Je pense aussi à ceux de nos concitoyens qui vivent à l'étranger et aux ressortissants étrangers qui doivent demander ou renouveler leur titre de séjour en France. Pendant cette période, nous ne devons pas non plus négliger notre combat contre les phénomènes climatiques dévastateurs en période d'inégalités sociales, culturelles et économiques. Pour répondre à ces différentes problématiques, notre groupe a déposé plusieurs amendements qui se veulent constructifs et consensuels.

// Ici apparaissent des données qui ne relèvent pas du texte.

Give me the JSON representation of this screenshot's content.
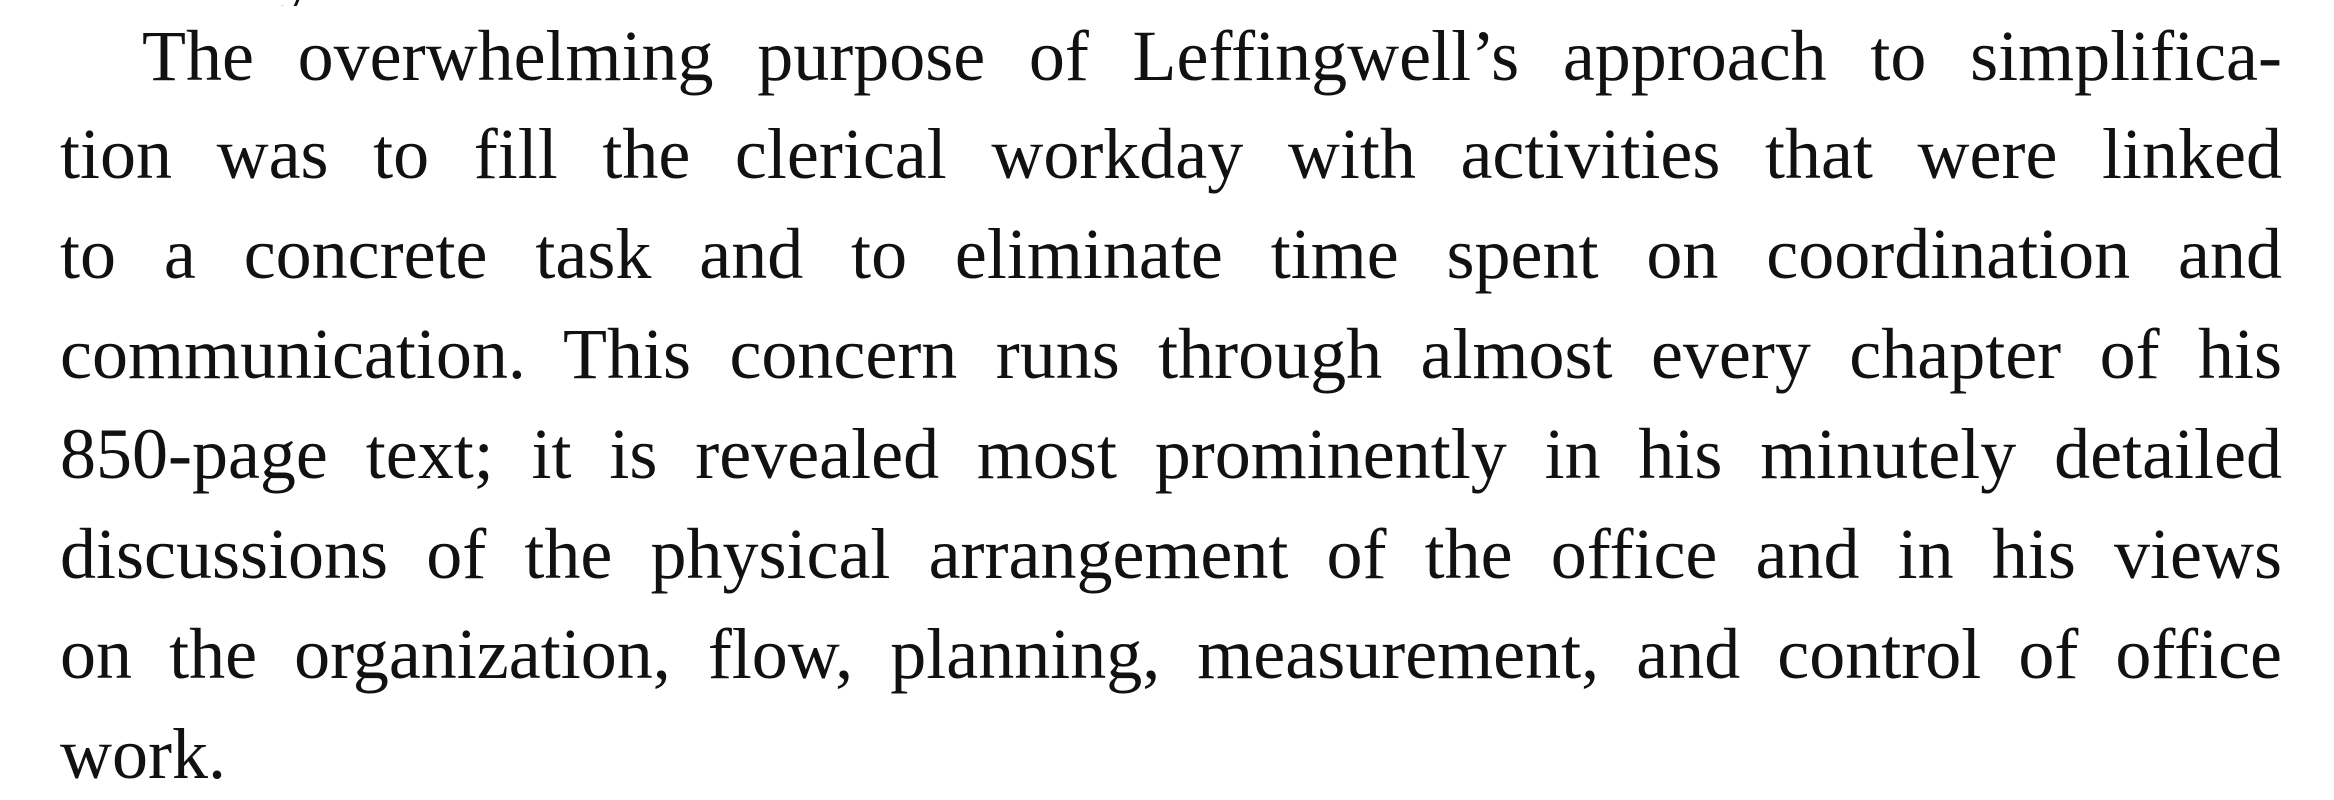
{
  "fragment": {
    "text": "y"
  },
  "paragraph": {
    "lines": [
      "The overwhelming purpose of Leffingwell’s approach to simplifica-",
      "tion was to fill the clerical workday with activities that were linked",
      "to a concrete task and to eliminate time spent on coordination and",
      "communication. This concern runs through almost every chapter of his",
      "850-page text; it is revealed most prominently in his minutely detailed",
      "discussions of the physical arrangement of the office and in his views",
      "on the organization, flow, planning, measurement, and control of office",
      "work."
    ]
  }
}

Si nous saluons évidemment la création d'un état d'urgence sanitaire, qui paraît indispensable, nous veillerons à l'introduction d'un véritable contrôle parlementaire. Réaliser la transparence implique d'associer le Parlement à toutes les dispositions de ce texte, y compris à celles de nature économique et sociale. L'article 13, ajouté par le Sénat, prévoit que, « à la demande de l'Assemblée nationale ou du Sénat, les autorités administratives communiquent toute mesure prise ou mise en oeuvre en application de la présente loi » et que le Parlement peut « requérir toute information complémentaire en ce qui concerne le contrôle et l'évaluation de ces mesures ainsi que les conséquences sanitaires de l'épidémie de Covid-19 ». Nous voulons renforcer ces dispositions en proposant la création d'un comité de suivi au sein duquel siégeraient des parlementaires. À défaut, nous souhaitons que ces derniers soient intégrés au comité scientifique. Nous veillerons aussi à ce que les atteintes aux libertés publiques décidées pour combattre ce virus soient proportionnées. Nous saluons d'ailleurs la disposition ajoutée par le Sénat à l'article 6 bis, qui rend caduc au bout d'un an l'ensemble du dispositif de l'état d'urgence sanitaire s'il n'est pas reconduit, voire modifié par le Parlement.
Chers collègues, face à l'« océan d'incertitudes » évoqué par le Premier ministre, nous devons être responsables et pragmatiques afin de permettre aux forces vives de notre pays de surmonter ce cap extrêmement difficile du ralentissement économique. Les mesures annoncées en la matière sont certes ambitieuses, mais des difficultés subsistent. Il ne faudrait pas, par exemple, que les mesures administratives ou juridictionnelles proposées remettent en cause certains droits fondamentaux. Quant aux dispositions visant à adapter le fonctionnement des institutions locales, nous nous réjouissons qu'elles aient été enrichies par le Sénat : je pense en particulier à l'assouplissement des règles d'adoption du budget et des modalités d'engagement des dépenses d'investissement.